Implications for 2024

Current investor sentiment is anchored on twin beliefs: first, that inflation will continue to fall, and second, that the Fed will lower rates in 2024. Neither of these events are a certainty. However, the final US GPD Core PCE price deflator (a gauge of inflation) came in at two percent for the third quarter, indicating that inflation has already fallen to the Fed’s target level. This is a signal that rate cuts are more likely than not. If rates do come down, then bonds would continue to perform. Equities still feel fully valued based on a historically high ratio of price-to-earnings. The markets are arguably still in the post-pandemic bubble that formed in 2021. Bubbles can persist, and in the absence of a triggering event, the market could remain strong at least through the first quarter. But a correction—or worse—is inevitable.

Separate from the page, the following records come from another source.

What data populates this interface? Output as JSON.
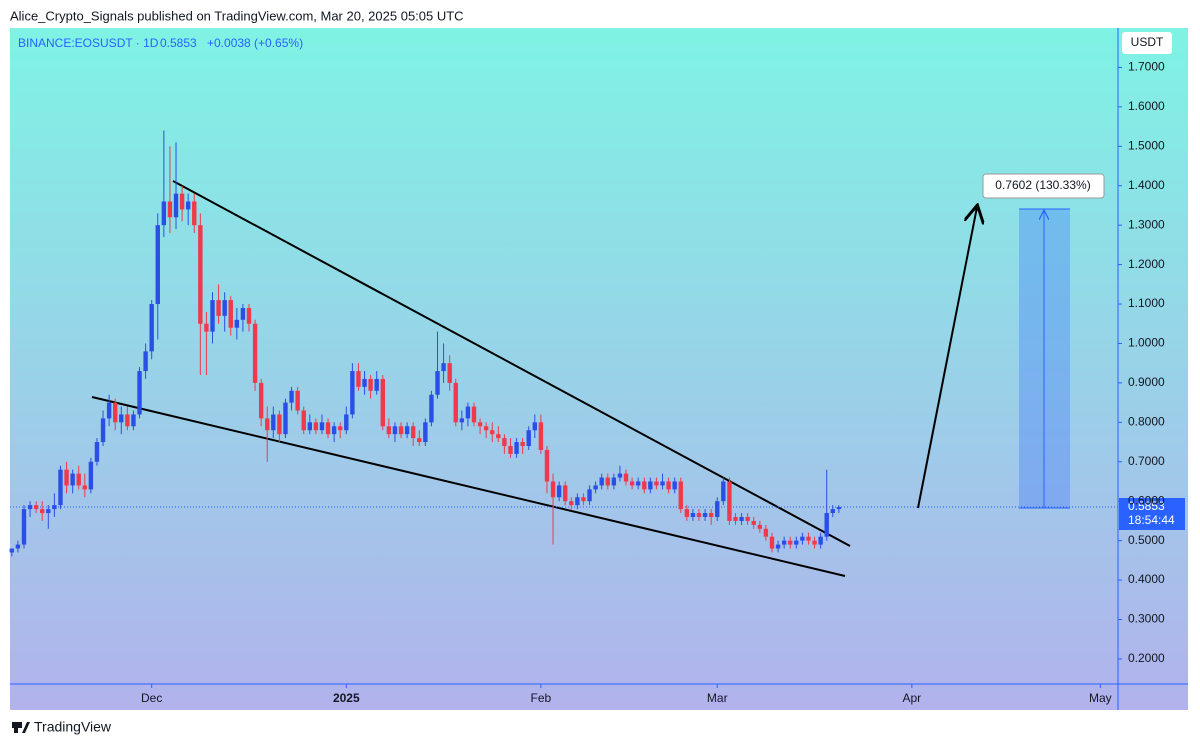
{
  "header": {
    "publisher": "Alice_Crypto_Signals published on TradingView.com, Mar 20, 2025 05:05 UTC",
    "brand": "TradingView"
  },
  "chart_data": {
    "type": "candlestick",
    "symbol": "BINANCE:EOSUSDT · 1D",
    "last": 0.5853,
    "change": "+0.0038 (+0.65%)",
    "currency": "USDT",
    "countdown": "18:54:44",
    "projection_label": "0.7602 (130.33%)",
    "up_color": "#2a4fe6",
    "down_color": "#f0394b",
    "xlim": [
      -0.3,
      181.9
    ],
    "xticks": [
      {
        "value": 23,
        "label": "Dec"
      },
      {
        "value": 55,
        "label": "2025"
      },
      {
        "value": 87,
        "label": "Feb"
      },
      {
        "value": 116,
        "label": "Mar"
      },
      {
        "value": 148,
        "label": "Apr"
      },
      {
        "value": 179,
        "label": "May"
      }
    ],
    "ylim": [
      0.139,
      1.8
    ],
    "yticks": [
      {
        "value": 0.2,
        "label": "0.2000"
      },
      {
        "value": 0.3,
        "label": "0.3000"
      },
      {
        "value": 0.4,
        "label": "0.4000"
      },
      {
        "value": 0.5,
        "label": "0.5000"
      },
      {
        "value": 0.6,
        "label": "0.6000"
      },
      {
        "value": 0.7,
        "label": "0.7000"
      },
      {
        "value": 0.8,
        "label": "0.8000"
      },
      {
        "value": 0.9,
        "label": "0.9000"
      },
      {
        "value": 1.0,
        "label": "1.0000"
      },
      {
        "value": 1.1,
        "label": "1.1000"
      },
      {
        "value": 1.2,
        "label": "1.2000"
      },
      {
        "value": 1.3,
        "label": "1.3000"
      },
      {
        "value": 1.4,
        "label": "1.4000"
      },
      {
        "value": 1.5,
        "label": "1.5000"
      },
      {
        "value": 1.6,
        "label": "1.6000"
      },
      {
        "value": 1.7,
        "label": "1.7000"
      }
    ],
    "ohlc": [
      [
        0.47,
        0.48,
        0.46,
        0.48
      ],
      [
        0.48,
        0.5,
        0.47,
        0.49
      ],
      [
        0.49,
        0.59,
        0.48,
        0.58
      ],
      [
        0.58,
        0.6,
        0.56,
        0.59
      ],
      [
        0.59,
        0.6,
        0.57,
        0.58
      ],
      [
        0.58,
        0.6,
        0.55,
        0.57
      ],
      [
        0.57,
        0.59,
        0.53,
        0.58
      ],
      [
        0.58,
        0.62,
        0.56,
        0.59
      ],
      [
        0.59,
        0.69,
        0.58,
        0.68
      ],
      [
        0.68,
        0.7,
        0.62,
        0.64
      ],
      [
        0.64,
        0.68,
        0.62,
        0.67
      ],
      [
        0.67,
        0.69,
        0.63,
        0.64
      ],
      [
        0.64,
        0.67,
        0.61,
        0.63
      ],
      [
        0.63,
        0.71,
        0.62,
        0.7
      ],
      [
        0.7,
        0.76,
        0.69,
        0.75
      ],
      [
        0.75,
        0.83,
        0.74,
        0.81
      ],
      [
        0.81,
        0.87,
        0.79,
        0.85
      ],
      [
        0.85,
        0.86,
        0.78,
        0.8
      ],
      [
        0.8,
        0.84,
        0.77,
        0.82
      ],
      [
        0.82,
        0.84,
        0.78,
        0.79
      ],
      [
        0.79,
        0.83,
        0.78,
        0.82
      ],
      [
        0.82,
        0.94,
        0.81,
        0.93
      ],
      [
        0.93,
        1.0,
        0.91,
        0.98
      ],
      [
        0.98,
        1.11,
        0.96,
        1.1
      ],
      [
        1.1,
        1.33,
        1.01,
        1.3
      ],
      [
        1.3,
        1.54,
        1.27,
        1.36
      ],
      [
        1.36,
        1.5,
        1.28,
        1.32
      ],
      [
        1.32,
        1.51,
        1.29,
        1.38
      ],
      [
        1.38,
        1.4,
        1.31,
        1.34
      ],
      [
        1.34,
        1.38,
        1.3,
        1.36
      ],
      [
        1.36,
        1.38,
        1.28,
        1.3
      ],
      [
        1.3,
        1.33,
        0.92,
        1.05
      ],
      [
        1.05,
        1.08,
        0.92,
        1.03
      ],
      [
        1.03,
        1.13,
        1.0,
        1.11
      ],
      [
        1.11,
        1.15,
        1.05,
        1.07
      ],
      [
        1.07,
        1.13,
        1.03,
        1.11
      ],
      [
        1.11,
        1.12,
        1.02,
        1.04
      ],
      [
        1.04,
        1.09,
        1.01,
        1.06
      ],
      [
        1.06,
        1.1,
        1.03,
        1.09
      ],
      [
        1.09,
        1.1,
        1.03,
        1.05
      ],
      [
        1.05,
        1.06,
        0.88,
        0.9
      ],
      [
        0.9,
        0.91,
        0.79,
        0.81
      ],
      [
        0.81,
        0.84,
        0.7,
        0.78
      ],
      [
        0.78,
        0.84,
        0.76,
        0.82
      ],
      [
        0.82,
        0.83,
        0.75,
        0.77
      ],
      [
        0.77,
        0.86,
        0.76,
        0.85
      ],
      [
        0.85,
        0.89,
        0.83,
        0.88
      ],
      [
        0.88,
        0.89,
        0.82,
        0.83
      ],
      [
        0.83,
        0.84,
        0.77,
        0.78
      ],
      [
        0.78,
        0.82,
        0.77,
        0.8
      ],
      [
        0.8,
        0.81,
        0.77,
        0.78
      ],
      [
        0.78,
        0.82,
        0.77,
        0.8
      ],
      [
        0.8,
        0.81,
        0.76,
        0.77
      ],
      [
        0.77,
        0.8,
        0.75,
        0.79
      ],
      [
        0.79,
        0.8,
        0.76,
        0.78
      ],
      [
        0.78,
        0.84,
        0.77,
        0.82
      ],
      [
        0.82,
        0.95,
        0.81,
        0.93
      ],
      [
        0.93,
        0.95,
        0.88,
        0.89
      ],
      [
        0.89,
        0.93,
        0.87,
        0.91
      ],
      [
        0.91,
        0.92,
        0.86,
        0.88
      ],
      [
        0.88,
        0.93,
        0.87,
        0.91
      ],
      [
        0.91,
        0.92,
        0.78,
        0.79
      ],
      [
        0.79,
        0.81,
        0.76,
        0.77
      ],
      [
        0.77,
        0.8,
        0.75,
        0.79
      ],
      [
        0.79,
        0.8,
        0.76,
        0.77
      ],
      [
        0.77,
        0.8,
        0.76,
        0.79
      ],
      [
        0.79,
        0.8,
        0.74,
        0.76
      ],
      [
        0.76,
        0.78,
        0.74,
        0.75
      ],
      [
        0.75,
        0.81,
        0.74,
        0.8
      ],
      [
        0.8,
        0.88,
        0.79,
        0.87
      ],
      [
        0.87,
        1.03,
        0.86,
        0.93
      ],
      [
        0.93,
        1.0,
        0.9,
        0.95
      ],
      [
        0.95,
        0.97,
        0.88,
        0.9
      ],
      [
        0.9,
        0.91,
        0.79,
        0.8
      ],
      [
        0.8,
        0.83,
        0.78,
        0.81
      ],
      [
        0.81,
        0.85,
        0.79,
        0.84
      ],
      [
        0.84,
        0.85,
        0.79,
        0.8
      ],
      [
        0.8,
        0.81,
        0.77,
        0.79
      ],
      [
        0.79,
        0.8,
        0.76,
        0.78
      ],
      [
        0.78,
        0.8,
        0.75,
        0.77
      ],
      [
        0.77,
        0.79,
        0.75,
        0.76
      ],
      [
        0.76,
        0.77,
        0.72,
        0.74
      ],
      [
        0.74,
        0.76,
        0.71,
        0.72
      ],
      [
        0.72,
        0.76,
        0.71,
        0.75
      ],
      [
        0.75,
        0.76,
        0.72,
        0.74
      ],
      [
        0.74,
        0.79,
        0.73,
        0.78
      ],
      [
        0.78,
        0.82,
        0.76,
        0.8
      ],
      [
        0.8,
        0.82,
        0.72,
        0.73
      ],
      [
        0.73,
        0.74,
        0.62,
        0.65
      ],
      [
        0.65,
        0.67,
        0.49,
        0.61
      ],
      [
        0.61,
        0.65,
        0.6,
        0.64
      ],
      [
        0.64,
        0.65,
        0.59,
        0.6
      ],
      [
        0.6,
        0.61,
        0.58,
        0.59
      ],
      [
        0.59,
        0.62,
        0.58,
        0.61
      ],
      [
        0.61,
        0.62,
        0.59,
        0.6
      ],
      [
        0.6,
        0.64,
        0.59,
        0.63
      ],
      [
        0.63,
        0.65,
        0.62,
        0.64
      ],
      [
        0.64,
        0.67,
        0.63,
        0.66
      ],
      [
        0.66,
        0.67,
        0.63,
        0.64
      ],
      [
        0.64,
        0.67,
        0.63,
        0.66
      ],
      [
        0.66,
        0.69,
        0.65,
        0.67
      ],
      [
        0.67,
        0.68,
        0.64,
        0.65
      ],
      [
        0.65,
        0.66,
        0.63,
        0.64
      ],
      [
        0.64,
        0.66,
        0.63,
        0.65
      ],
      [
        0.65,
        0.66,
        0.62,
        0.63
      ],
      [
        0.63,
        0.66,
        0.62,
        0.65
      ],
      [
        0.65,
        0.66,
        0.63,
        0.64
      ],
      [
        0.64,
        0.67,
        0.63,
        0.65
      ],
      [
        0.65,
        0.66,
        0.62,
        0.63
      ],
      [
        0.63,
        0.66,
        0.62,
        0.65
      ],
      [
        0.65,
        0.66,
        0.57,
        0.58
      ],
      [
        0.58,
        0.59,
        0.55,
        0.56
      ],
      [
        0.56,
        0.58,
        0.55,
        0.57
      ],
      [
        0.57,
        0.58,
        0.55,
        0.56
      ],
      [
        0.56,
        0.58,
        0.55,
        0.57
      ],
      [
        0.57,
        0.58,
        0.54,
        0.56
      ],
      [
        0.56,
        0.61,
        0.55,
        0.6
      ],
      [
        0.6,
        0.66,
        0.59,
        0.65
      ],
      [
        0.65,
        0.66,
        0.54,
        0.55
      ],
      [
        0.56,
        0.57,
        0.54,
        0.55
      ],
      [
        0.55,
        0.57,
        0.54,
        0.56
      ],
      [
        0.56,
        0.57,
        0.54,
        0.55
      ],
      [
        0.55,
        0.56,
        0.53,
        0.54
      ],
      [
        0.54,
        0.55,
        0.52,
        0.53
      ],
      [
        0.53,
        0.54,
        0.5,
        0.51
      ],
      [
        0.51,
        0.52,
        0.47,
        0.48
      ],
      [
        0.48,
        0.5,
        0.47,
        0.49
      ],
      [
        0.49,
        0.51,
        0.48,
        0.5
      ],
      [
        0.5,
        0.51,
        0.48,
        0.49
      ],
      [
        0.49,
        0.51,
        0.48,
        0.5
      ],
      [
        0.5,
        0.52,
        0.49,
        0.51
      ],
      [
        0.51,
        0.52,
        0.49,
        0.5
      ],
      [
        0.5,
        0.51,
        0.48,
        0.49
      ],
      [
        0.49,
        0.52,
        0.48,
        0.51
      ],
      [
        0.51,
        0.68,
        0.5,
        0.57
      ],
      [
        0.57,
        0.59,
        0.56,
        0.58
      ],
      [
        0.58,
        0.59,
        0.57,
        0.5853
      ]
    ]
  }
}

Crypto is similarly likely to continue its recent bull run. The SEC appears ready to approve Bitcoin ETFs, which will bring previously sidelined institutional capital into the market. The next Bitcoin halving (where mining rewards are cut in half) is set to occur around May 2023, and halvings have historically been very bullish for BTC. Interest in alterative coins is increasing as new products come to market, and easing monetary conditions will play favorably for the industry.

High government deficit fiscal spending will carry over into next year, which will continue to stoke economic growth, albeit of questionable quality as much of it is entitlement based. When required to choose between inflation and recession, governments always choose to err on the side of inflation. This truism will be all the more so in an election year. For this reason and others described below, I remain unconvinced that we have seen the last of high inflation.

What could pop the equities bubble, and bring down crypto and most other financial assets, is a credit crisis centered around the banking system and the U.S. government. I have previously described in these pages the idea of the deficit-debt-inflation doom loop. Trillion dollar deficits can only be funded by new debt, which can only be sold to the market by offering positive real (after inflation) interest rates that buyers find attractive. As the U.S. debt balance grows to unsustainable levels, at some point the market balks. When that happens, the Fed will be forced to monetize the debt, which will stimulate another, more serious round of inflation. And the banking system remains vulnerable, with record high levels of unrealized losses and utilization of Federal Reserve and other government emergency borrowing lines.